Neste último carnaval, o pessoal da Portela foi buscar inspiração no livro “Um defeito de cor” de Ana Maria Gonçalves, para criar o samba-enredo da escola.
Apurados os resultados do desfile, a Portela ficou só com o 5º. lugar. Mas, se a repercussão alcançada valesse pontos, a Portela seria hors-concours. Quer dizer, ficaria acima e além de todas as outras escolas. Passaria para uma categoria especial, pelo alvoroço que vem causando.
Acontece que, depois do desfile, todo mundo está falando de “Um defeito de cor”. E com toda a razão! Trata-se de um livro surpreendente em vários sentidos. É um livro pesado. Pesado, por ser um calhamaço de 952 páginas, e pesado por contar uma história impressionante.
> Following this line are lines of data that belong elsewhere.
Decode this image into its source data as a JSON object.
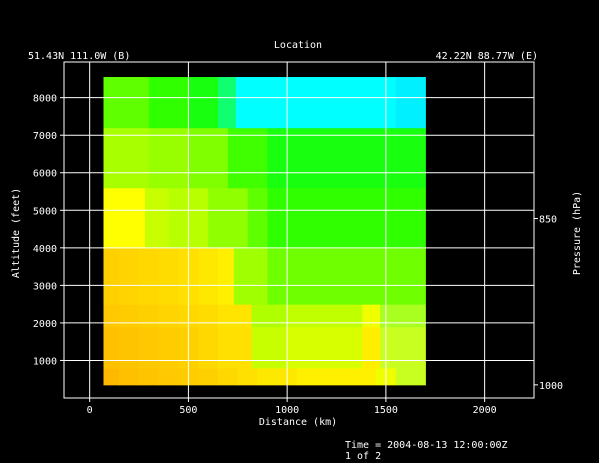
{
  "chart_data": {
    "type": "heatmap",
    "title": "Location",
    "left_location": "51.43N 111.0W (B)",
    "right_location": "42.22N 88.77W (E)",
    "xlabel": "Distance (km)",
    "ylabel": "Altitude (feet)",
    "y2label": "Pressure (hPa)",
    "xlim": [
      -130,
      2250
    ],
    "ylim": [
      0,
      8950
    ],
    "x_ticks": [
      0,
      500,
      1000,
      1500,
      2000
    ],
    "y_ticks": [
      1000,
      2000,
      3000,
      4000,
      5000,
      6000,
      7000,
      8000
    ],
    "pressure_ticks": [
      {
        "label": "850",
        "altitude_ft": 4780
      },
      {
        "label": "1000",
        "altitude_ft": 350
      }
    ],
    "grid": true,
    "cells": [
      {
        "x0": 70,
        "x1": 150,
        "y0": 350,
        "y1": 800,
        "color": "#ffb800"
      },
      {
        "x0": 150,
        "x1": 250,
        "y0": 350,
        "y1": 800,
        "color": "#ffc000"
      },
      {
        "x0": 250,
        "x1": 350,
        "y0": 350,
        "y1": 800,
        "color": "#ffc400"
      },
      {
        "x0": 350,
        "x1": 450,
        "y0": 350,
        "y1": 800,
        "color": "#ffc800"
      },
      {
        "x0": 450,
        "x1": 550,
        "y0": 350,
        "y1": 800,
        "color": "#ffcc00"
      },
      {
        "x0": 550,
        "x1": 650,
        "y0": 350,
        "y1": 800,
        "color": "#ffd000"
      },
      {
        "x0": 650,
        "x1": 750,
        "y0": 350,
        "y1": 800,
        "color": "#ffd800"
      },
      {
        "x0": 750,
        "x1": 850,
        "y0": 350,
        "y1": 800,
        "color": "#ffe000"
      },
      {
        "x0": 850,
        "x1": 1050,
        "y0": 350,
        "y1": 800,
        "color": "#ffe800"
      },
      {
        "x0": 1050,
        "x1": 1450,
        "y0": 350,
        "y1": 800,
        "color": "#fff000"
      },
      {
        "x0": 1450,
        "x1": 1550,
        "y0": 350,
        "y1": 800,
        "color": "#f0ff00"
      },
      {
        "x0": 1550,
        "x1": 1700,
        "y0": 350,
        "y1": 800,
        "color": "#c8ff20"
      },
      {
        "x0": 70,
        "x1": 150,
        "y0": 800,
        "y1": 1900,
        "color": "#ffc000"
      },
      {
        "x0": 150,
        "x1": 250,
        "y0": 800,
        "y1": 1900,
        "color": "#ffc400"
      },
      {
        "x0": 250,
        "x1": 350,
        "y0": 800,
        "y1": 1900,
        "color": "#ffc800"
      },
      {
        "x0": 350,
        "x1": 450,
        "y0": 800,
        "y1": 1900,
        "color": "#ffcc00"
      },
      {
        "x0": 450,
        "x1": 550,
        "y0": 800,
        "y1": 1900,
        "color": "#ffd000"
      },
      {
        "x0": 550,
        "x1": 650,
        "y0": 800,
        "y1": 1900,
        "color": "#ffd800"
      },
      {
        "x0": 650,
        "x1": 820,
        "y0": 800,
        "y1": 1900,
        "color": "#ffe000"
      },
      {
        "x0": 820,
        "x1": 1000,
        "y0": 800,
        "y1": 1900,
        "color": "#c8ff00"
      },
      {
        "x0": 1000,
        "x1": 1380,
        "y0": 800,
        "y1": 1900,
        "color": "#d8ff00"
      },
      {
        "x0": 1380,
        "x1": 1470,
        "y0": 800,
        "y1": 1900,
        "color": "#ffee00"
      },
      {
        "x0": 1470,
        "x1": 1700,
        "y0": 800,
        "y1": 1900,
        "color": "#c8ff20"
      },
      {
        "x0": 70,
        "x1": 150,
        "y0": 1900,
        "y1": 2500,
        "color": "#ffc800"
      },
      {
        "x0": 150,
        "x1": 250,
        "y0": 1900,
        "y1": 2500,
        "color": "#ffcc00"
      },
      {
        "x0": 250,
        "x1": 350,
        "y0": 1900,
        "y1": 2500,
        "color": "#ffd000"
      },
      {
        "x0": 350,
        "x1": 450,
        "y0": 1900,
        "y1": 2500,
        "color": "#ffd400"
      },
      {
        "x0": 450,
        "x1": 550,
        "y0": 1900,
        "y1": 2500,
        "color": "#ffd800"
      },
      {
        "x0": 550,
        "x1": 650,
        "y0": 1900,
        "y1": 2500,
        "color": "#ffdc00"
      },
      {
        "x0": 650,
        "x1": 820,
        "y0": 1900,
        "y1": 2500,
        "color": "#ffe400"
      },
      {
        "x0": 820,
        "x1": 1000,
        "y0": 1900,
        "y1": 2500,
        "color": "#b0ff00"
      },
      {
        "x0": 1000,
        "x1": 1380,
        "y0": 1900,
        "y1": 2500,
        "color": "#c0ff00"
      },
      {
        "x0": 1380,
        "x1": 1470,
        "y0": 1900,
        "y1": 2500,
        "color": "#f0ff00"
      },
      {
        "x0": 1470,
        "x1": 1700,
        "y0": 1900,
        "y1": 2500,
        "color": "#a8ff20"
      },
      {
        "x0": 70,
        "x1": 150,
        "y0": 2500,
        "y1": 4000,
        "color": "#ffd000"
      },
      {
        "x0": 150,
        "x1": 250,
        "y0": 2500,
        "y1": 4000,
        "color": "#ffd400"
      },
      {
        "x0": 250,
        "x1": 350,
        "y0": 2500,
        "y1": 4000,
        "color": "#ffd800"
      },
      {
        "x0": 350,
        "x1": 450,
        "y0": 2500,
        "y1": 4000,
        "color": "#ffdc00"
      },
      {
        "x0": 450,
        "x1": 550,
        "y0": 2500,
        "y1": 4000,
        "color": "#ffe000"
      },
      {
        "x0": 550,
        "x1": 650,
        "y0": 2500,
        "y1": 4000,
        "color": "#ffe800"
      },
      {
        "x0": 650,
        "x1": 730,
        "y0": 2500,
        "y1": 4000,
        "color": "#fff000"
      },
      {
        "x0": 730,
        "x1": 900,
        "y0": 2500,
        "y1": 4000,
        "color": "#a0ff00"
      },
      {
        "x0": 900,
        "x1": 1700,
        "y0": 2500,
        "y1": 4000,
        "color": "#70ff00"
      },
      {
        "x0": 70,
        "x1": 150,
        "y0": 4000,
        "y1": 5600,
        "color": "#ffff00"
      },
      {
        "x0": 150,
        "x1": 280,
        "y0": 4000,
        "y1": 5600,
        "color": "#ffff00"
      },
      {
        "x0": 280,
        "x1": 400,
        "y0": 4000,
        "y1": 5600,
        "color": "#c8ff00"
      },
      {
        "x0": 400,
        "x1": 600,
        "y0": 4000,
        "y1": 5600,
        "color": "#b8ff00"
      },
      {
        "x0": 600,
        "x1": 800,
        "y0": 4000,
        "y1": 5600,
        "color": "#90ff00"
      },
      {
        "x0": 800,
        "x1": 900,
        "y0": 4000,
        "y1": 5600,
        "color": "#60ff00"
      },
      {
        "x0": 900,
        "x1": 1700,
        "y0": 4000,
        "y1": 5600,
        "color": "#30ff00"
      },
      {
        "x0": 70,
        "x1": 300,
        "y0": 5600,
        "y1": 7200,
        "color": "#a8ff00"
      },
      {
        "x0": 300,
        "x1": 500,
        "y0": 5600,
        "y1": 7200,
        "color": "#98ff00"
      },
      {
        "x0": 500,
        "x1": 700,
        "y0": 5600,
        "y1": 7200,
        "color": "#80ff00"
      },
      {
        "x0": 700,
        "x1": 900,
        "y0": 5600,
        "y1": 7200,
        "color": "#40ff00"
      },
      {
        "x0": 900,
        "x1": 1700,
        "y0": 5600,
        "y1": 7200,
        "color": "#18ff10"
      },
      {
        "x0": 70,
        "x1": 300,
        "y0": 7200,
        "y1": 8550,
        "color": "#60ff00"
      },
      {
        "x0": 300,
        "x1": 500,
        "y0": 7200,
        "y1": 8550,
        "color": "#30ff00"
      },
      {
        "x0": 500,
        "x1": 650,
        "y0": 7200,
        "y1": 8550,
        "color": "#18ff10"
      },
      {
        "x0": 650,
        "x1": 740,
        "y0": 7200,
        "y1": 8550,
        "color": "#10ff70"
      },
      {
        "x0": 740,
        "x1": 1550,
        "y0": 7200,
        "y1": 8550,
        "color": "#00ffff"
      },
      {
        "x0": 1550,
        "x1": 1700,
        "y0": 7200,
        "y1": 8550,
        "color": "#00f0ff"
      }
    ]
  },
  "footer": {
    "time": "Time = 2004-08-13 12:00:00Z",
    "page": "1 of 2"
  }
}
Quem a conta é Kehinde, uma mulher negra, que rememora sua vida desde que foi capturada no Reino de Daomé, África, para ser escrava no Brasil, quando tinha de seis para sete anos.
O livro mostra a escravidão a partir de dentro. Kehinde, é apanhada para venda com a irmã gêmea. Crianças tão pequenas não eram as presas favoritas. Mas o fato de serem gêmeas chama a atenção. As duas meninas podem ganhar preço ao ser vendidas como um brinquedo interessante. Entre todas as peripécias narradas, destaca-se a venda do filho de Kehinde, feita pelo próprio pai. Depois de conseguir a alforria, Kehinde sai a procurar o filho. Faz isso até a morte, sem jamais vai encontrá-lo.
Não sei o que o pessoal da Portela esperava, além de fazer um belo desfile de carnaval. Às vezes, a gente atira no que vê e acerta no que não vê… O certo é que neste ano a Portela gerou dois fatos importantes.
Primeiro, fez explodir o comércio do livro de Ana Maria Gonçalves e olha que ele já antes vendara mais de cem mil exemplares. A novidade é que desde o dia 12 de fevereiro, data do desfile, o livro esgotou nas livrarias. Informações do Magalu dizem que a procura pela obra cresceu 3.300%. Na lista dos mais vendidos da Amazon, “Um defeito de cor” subiu para o primeiro lugar. Por seu lado, a editora Record começou a rodar nova edição da obra no dia 16 de fevereiro. Ou seja, alvoroço incomum agitou o setor editorial brasileiro.
Segundo fato, o livro e o desfile da Portela trouxeram para a roda das conversas o inesgotável tema do preconceito. A escravidão foi abolida há 136 anos no Brasil. Mas, como herança, ficou o costume de tratar as pessoas de forma desigual. Se você tem memória boa, ainda lembra do mal-estar causado pela obrigatoriedade de estender os direitos trabalhistas para as empregadas domésticas, há cerca de dez anos.
Ao lado disso, vale a pena prestar atenção no título do livro de Ana Maria Magalhães. O título “Um defeito de cor” fala por si. Ele não foi inventado pela autora. A autora simplesmente repete uma expressão corrente no período colonial. Os pretos ou descendentes de pretos que quisessem ser admitidos em cargos importantes tinham de pedir uma licença especial. Eles tinham de ser “inocentados”, por assim dizer, do chamado “defectu coloris”. Ou seja, os negros pediam para ser desconsiderado o fato de carregarem a falha da pele de cor errada.
Acreditar que a cor de pele pode ser um defeito é ou não é um tema para causar alvoroço?